Sex offenders can not be stopped from using Facebook according to the Supreme Court. In a unanimous ruling, the Justices agree the First Amendment protects free access to the internet. “Even convicted criminals – and in some instances especially convicted criminals – might receive legitimate benefits from these means for access to the world of ideas, in particular, if they seek to reform and to pursue lawful and rewarding lives.”

North Carolina passed a law in 2008, backed by their Attorney General, to forbid registered sex offenders from using any social media site that minors can access — including Facebook. Lester Gerard Parkingham Jr., who is a registered sex offender, faced new charges when police discovered he had an alias Facebook page. His case was the first to test if such laws are valid because today’s social media gathering places have become “virtual town squares.”

Parkingham was found guilty in 2002 of “taking indecent liberties with a child” which under North Carolina law is considered a class F mid-level felony but indicates that the underlying incident did not involve violence.

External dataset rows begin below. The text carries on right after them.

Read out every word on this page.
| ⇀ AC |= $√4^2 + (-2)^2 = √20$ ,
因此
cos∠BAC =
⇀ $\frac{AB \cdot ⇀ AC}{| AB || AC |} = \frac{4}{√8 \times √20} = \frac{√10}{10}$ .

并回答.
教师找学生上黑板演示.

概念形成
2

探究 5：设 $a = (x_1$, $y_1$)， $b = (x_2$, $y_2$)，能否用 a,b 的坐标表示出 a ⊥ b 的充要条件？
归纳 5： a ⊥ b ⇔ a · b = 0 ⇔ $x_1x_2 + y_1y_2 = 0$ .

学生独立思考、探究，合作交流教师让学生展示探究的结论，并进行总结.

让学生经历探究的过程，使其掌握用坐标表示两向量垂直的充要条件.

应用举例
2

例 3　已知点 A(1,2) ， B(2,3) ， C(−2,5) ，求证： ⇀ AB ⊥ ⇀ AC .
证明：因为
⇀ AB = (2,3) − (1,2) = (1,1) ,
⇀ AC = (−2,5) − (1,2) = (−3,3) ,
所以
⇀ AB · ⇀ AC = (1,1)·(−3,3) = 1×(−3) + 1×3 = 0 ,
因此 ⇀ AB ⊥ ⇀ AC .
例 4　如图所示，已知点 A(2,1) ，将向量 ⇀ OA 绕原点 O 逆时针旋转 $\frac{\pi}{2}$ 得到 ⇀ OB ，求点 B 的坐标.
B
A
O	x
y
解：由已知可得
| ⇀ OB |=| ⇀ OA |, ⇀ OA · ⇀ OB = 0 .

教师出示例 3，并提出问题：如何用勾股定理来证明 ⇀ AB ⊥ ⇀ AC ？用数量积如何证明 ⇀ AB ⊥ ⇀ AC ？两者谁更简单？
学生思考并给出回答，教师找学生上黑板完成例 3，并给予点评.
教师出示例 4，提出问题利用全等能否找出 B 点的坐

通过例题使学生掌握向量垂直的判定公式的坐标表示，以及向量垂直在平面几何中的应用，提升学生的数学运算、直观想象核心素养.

After the 2008 law went into effect, police started routinely watching Facebook and My Space pages, which is how they stumbled on a Facebook picture of Parkingham. He had simply posted about a traffic ticket resolved in his favor, it was considered not just a violation of his parole, but worthy of additional charges. In May of 2012, he was found guilty of violating the media restriction law. His sentence was suspended and he was allowed continued probation.

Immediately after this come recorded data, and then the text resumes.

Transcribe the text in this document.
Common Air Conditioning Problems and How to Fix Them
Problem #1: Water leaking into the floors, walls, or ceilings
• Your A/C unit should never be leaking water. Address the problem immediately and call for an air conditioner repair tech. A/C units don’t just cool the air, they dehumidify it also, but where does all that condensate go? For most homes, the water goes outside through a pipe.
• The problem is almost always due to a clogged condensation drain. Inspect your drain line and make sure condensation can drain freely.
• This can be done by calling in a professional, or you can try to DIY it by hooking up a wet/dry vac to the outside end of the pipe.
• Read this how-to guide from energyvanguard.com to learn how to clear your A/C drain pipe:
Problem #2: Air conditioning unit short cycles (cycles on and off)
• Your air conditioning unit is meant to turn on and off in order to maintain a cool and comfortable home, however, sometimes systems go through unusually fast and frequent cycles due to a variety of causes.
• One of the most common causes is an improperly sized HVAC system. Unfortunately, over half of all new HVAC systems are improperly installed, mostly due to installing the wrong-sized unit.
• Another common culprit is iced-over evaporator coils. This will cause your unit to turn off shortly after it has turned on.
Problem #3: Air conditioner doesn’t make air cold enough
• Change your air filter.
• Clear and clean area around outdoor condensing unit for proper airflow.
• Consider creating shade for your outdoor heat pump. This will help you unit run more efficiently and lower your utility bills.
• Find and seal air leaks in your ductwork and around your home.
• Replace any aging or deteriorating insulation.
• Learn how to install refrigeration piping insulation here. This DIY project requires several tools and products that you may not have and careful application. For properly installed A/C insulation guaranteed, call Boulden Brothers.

In earlier court proceedings Parkingham’s lawyer, Glenn Gerding, argued that the way the law was written, even a Google search would be off limits. Based on the definition, YouTube how-to videos and ordering from Amazon are just as forbidden as MySpace, simply because of the comment boxes allowing users to post reviews or questions. Another of Gerding’s clients was prevented from using Skype to watch his child’s T-ball games, even with his wife on the other end filming the action.

Parkingham’s case was heard at the local level by the state’s Appeals Court, who properly decided that the law restricted free speech because it was too general.

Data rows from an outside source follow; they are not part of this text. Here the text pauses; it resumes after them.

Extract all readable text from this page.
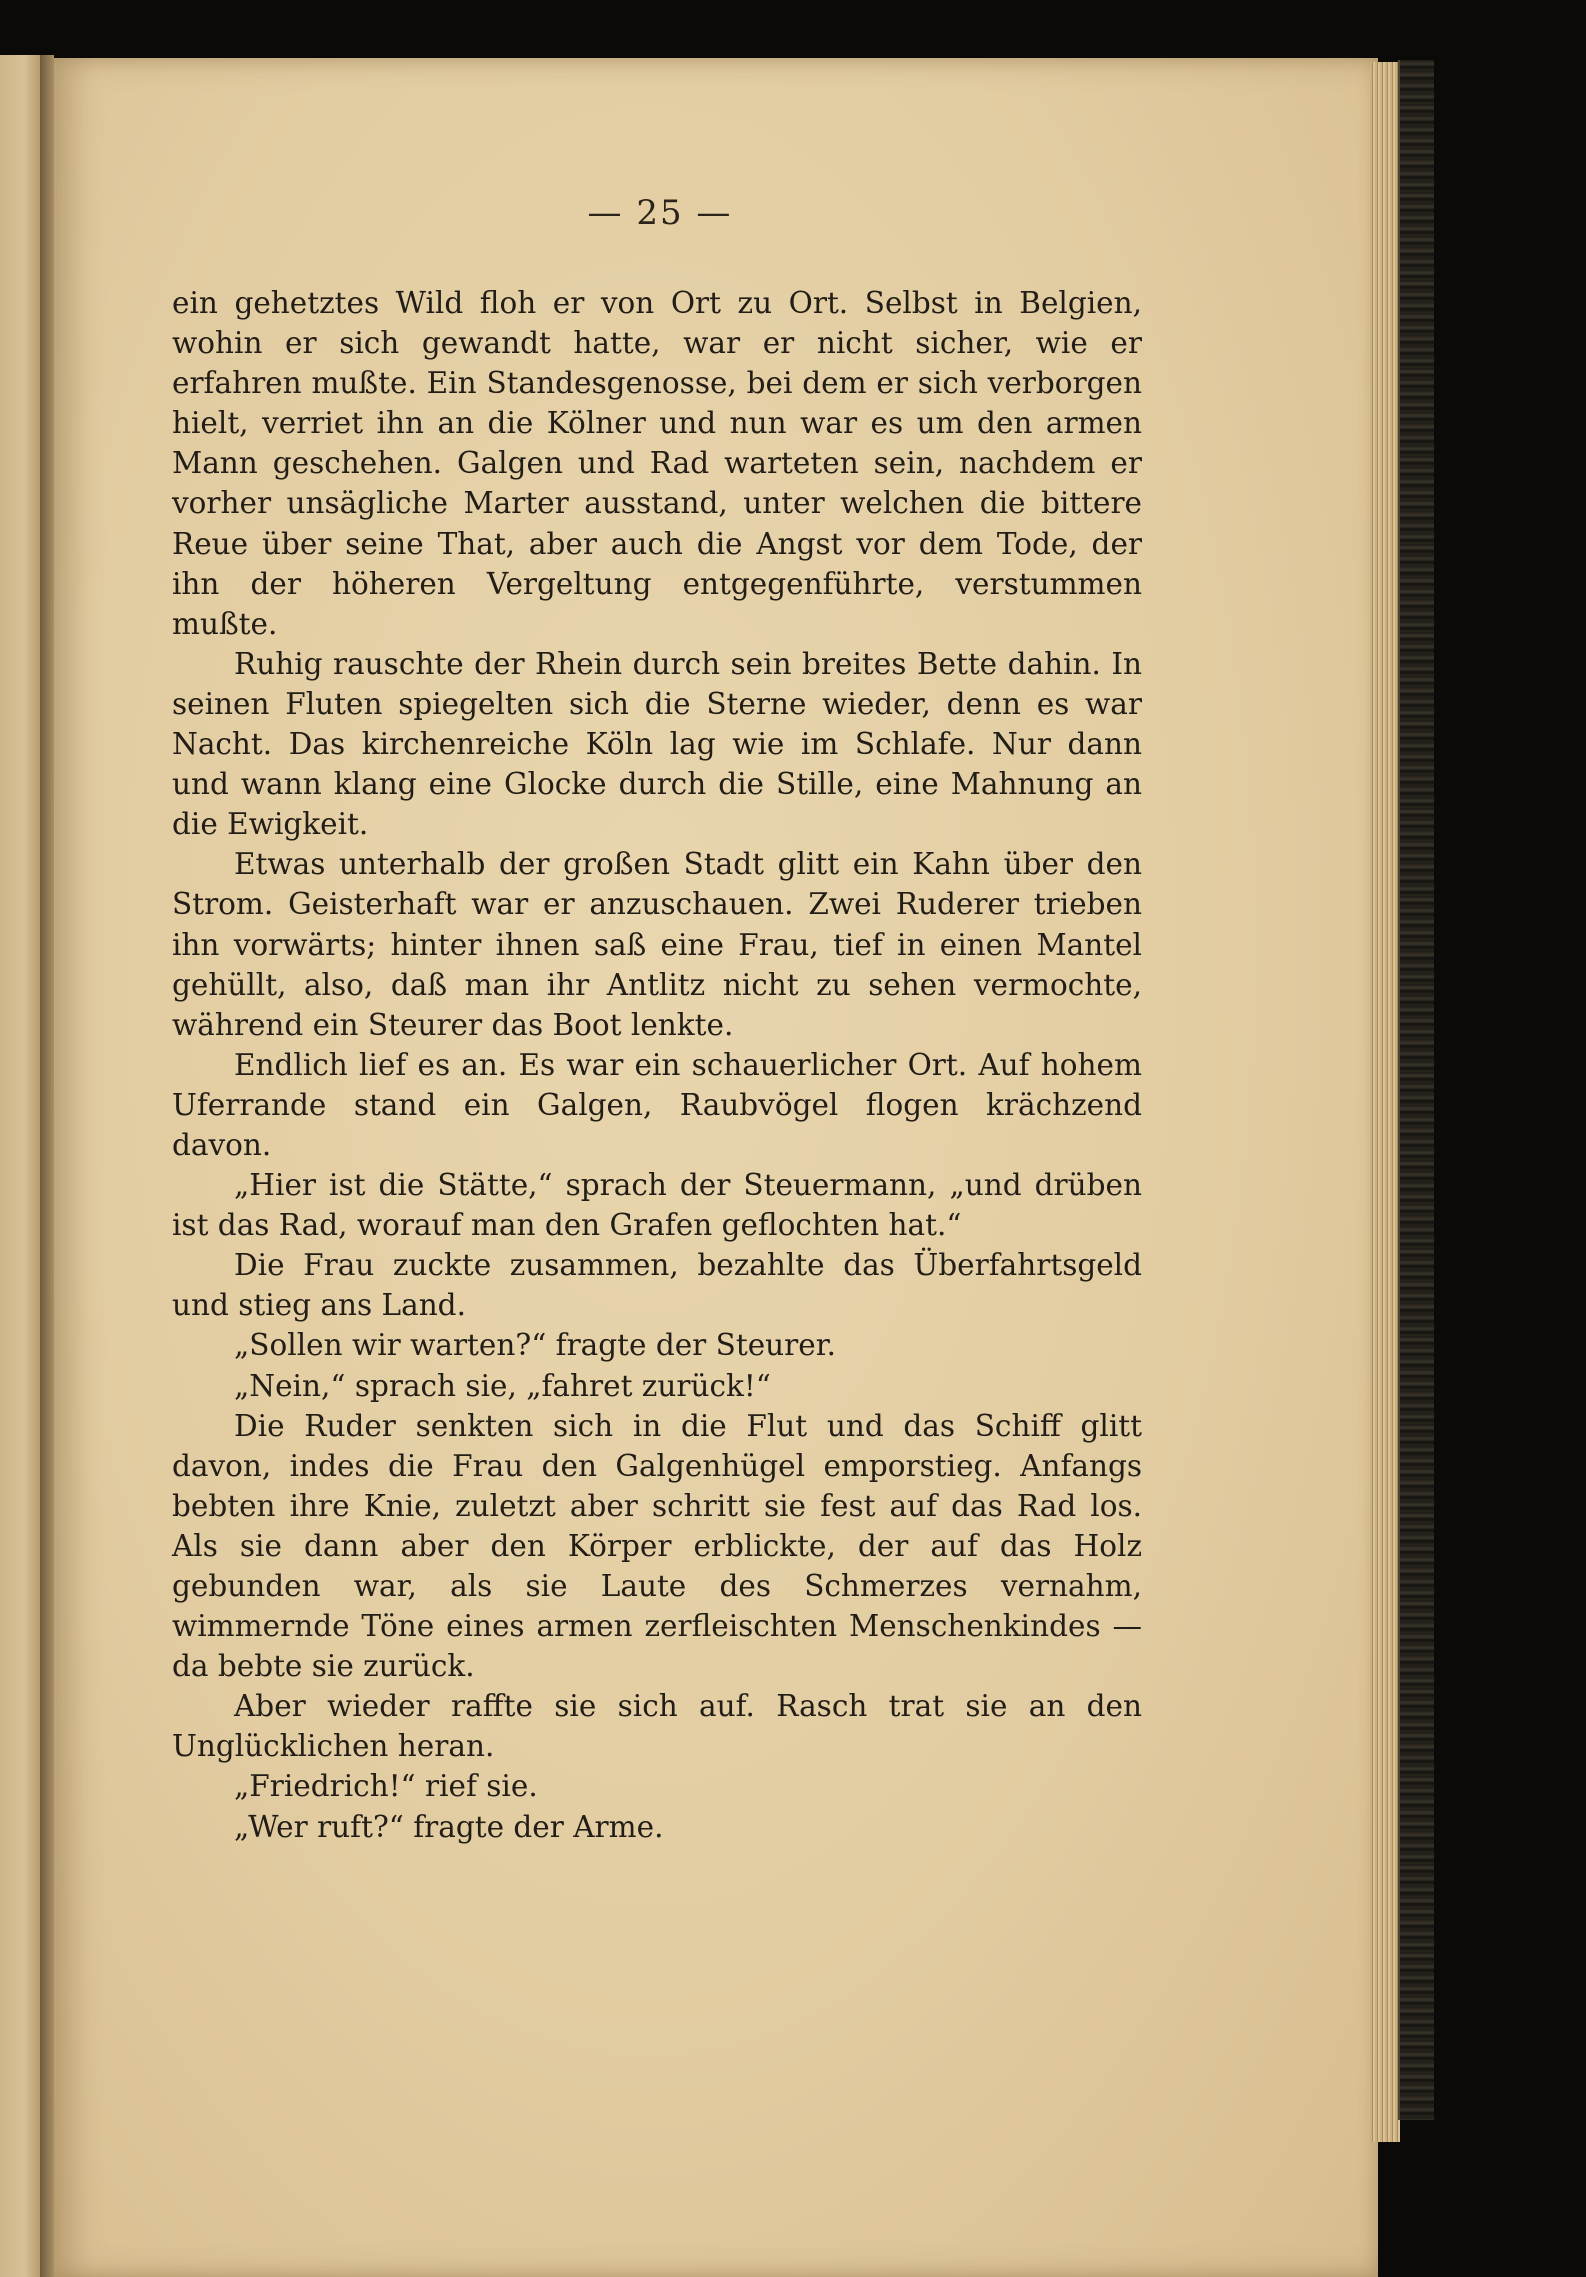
— 25 —

ein gehetztes Wild floh er von Ort zu Ort. Selbst in Belgien, wohin er sich gewandt hatte, war er nicht sicher, wie er erfahren mußte. Ein Standesgenosse, bei dem er sich verborgen hielt, verriet ihn an die Kölner und nun war es um den armen Mann geschehen. Galgen und Rad warteten sein, nachdem er vorher unsägliche Marter ausstand, unter welchen die bittere Reue über seine That, aber auch die Angst vor dem Tode, der ihn der höheren Vergeltung entgegenführte, verstummen mußte.

Ruhig rauschte der Rhein durch sein breites Bette dahin. In seinen Fluten spiegelten sich die Sterne wieder, denn es war Nacht. Das kirchenreiche Köln lag wie im Schlafe. Nur dann und wann klang eine Glocke durch die Stille, eine Mahnung an die Ewigkeit.

Etwas unterhalb der großen Stadt glitt ein Kahn über den Strom. Geisterhaft war er anzuschauen. Zwei Ruderer trieben ihn vorwärts; hinter ihnen saß eine Frau, tief in einen Mantel gehüllt, also, daß man ihr Antlitz nicht zu sehen vermochte, während ein Steurer das Boot lenkte.

Endlich lief es an. Es war ein schauerlicher Ort. Auf hohem Uferrande stand ein Galgen, Raubvögel flogen krächzend davon.

„Hier ist die Stätte,“ sprach der Steuermann, „und drüben ist das Rad, worauf man den Grafen geflochten hat.“

Die Frau zuckte zusammen, bezahlte das Überfahrtsgeld und stieg ans Land.

„Sollen wir warten?“ fragte der Steurer.

„Nein,“ sprach sie, „fahret zurück!“

Die Ruder senkten sich in die Flut und das Schiff glitt davon, indes die Frau den Galgenhügel emporstieg. Anfangs bebten ihre Knie, zuletzt aber schritt sie fest auf das Rad los. Als sie dann aber den Körper erblickte, der auf das Holz gebunden war, als sie Laute des Schmerzes vernahm, wimmernde Töne eines armen zerfleischten Menschenkindes — da bebte sie zurück.

Aber wieder raffte sie sich auf. Rasch trat sie an den Unglücklichen heran.

„Friedrich!“ rief sie.

„Wer ruft?“ fragte der Arme.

The state challenged that decision by taking it to the state Supreme Court where they found more sympathy. North Carolina’s highest court, by a margin of 4-2, legislated from the bench that the need to protect children outweighed the “incidental burden imposed.”

The majority opinion, sending the case back to the state for reversal, explains that this is the first chance the Supreme Court had to look closely at how the internet fits into the First Amendment. The Court wanted to be very careful when thinking about limits on Constitutional protection of social and information sources which are now integrated with our daily lives.

Totally preventing access to social media interferes with the First Amendment by “abridging the freedom of speech, or of the press; or the right of the people peaceably to assemble.” The court was bothered to think that even those who had finished their sentences were limited in which websites they could use.


The purpose of North Carolina’s law is to protect social media users from sexual predators. Some of the popular forums are used more by adults than children but are still unlawful to access under the 2008 law because a minor might have a page.

The Supreme Court decision points out “…the statute here enacts a prohibition unprecedented in the scope of First Amendment speech it burdens. Social media allows users to gain access to information and communicate with one another about it on any subject that might come to mind.”

Justice Gorsuch did not join the ruling because he had not heard the arguments. Chief Justice Roberts, joined by Samuel Alito and Clarence Thomas, criticized some of the language used by Kennedy, even though they agree with the result. They are afraid states would go to the other extreme by not taking any measures to restrict sex offenders. Justice Alito wrote a minority opinion for the three saying, “This language is bound to be interpreted by some to mean that the states are largely powerless to restrict even the most dangerous sexual predators from visiting any internet sites, including for example internet dating sites.”

Some states have laws now that are much more limited in scope and, therefore, are easier to justify. Many require offenders to hand over their usage logs or limit use of the internet as probation or parole conditions. Louisiana’s law is much like North Carolina’s except limited to those who committed crimes against children instead of every sex offender and will probably need to be re-examined in light of the new ruling to see if it is narrow enough not to prevent legitimate internet use.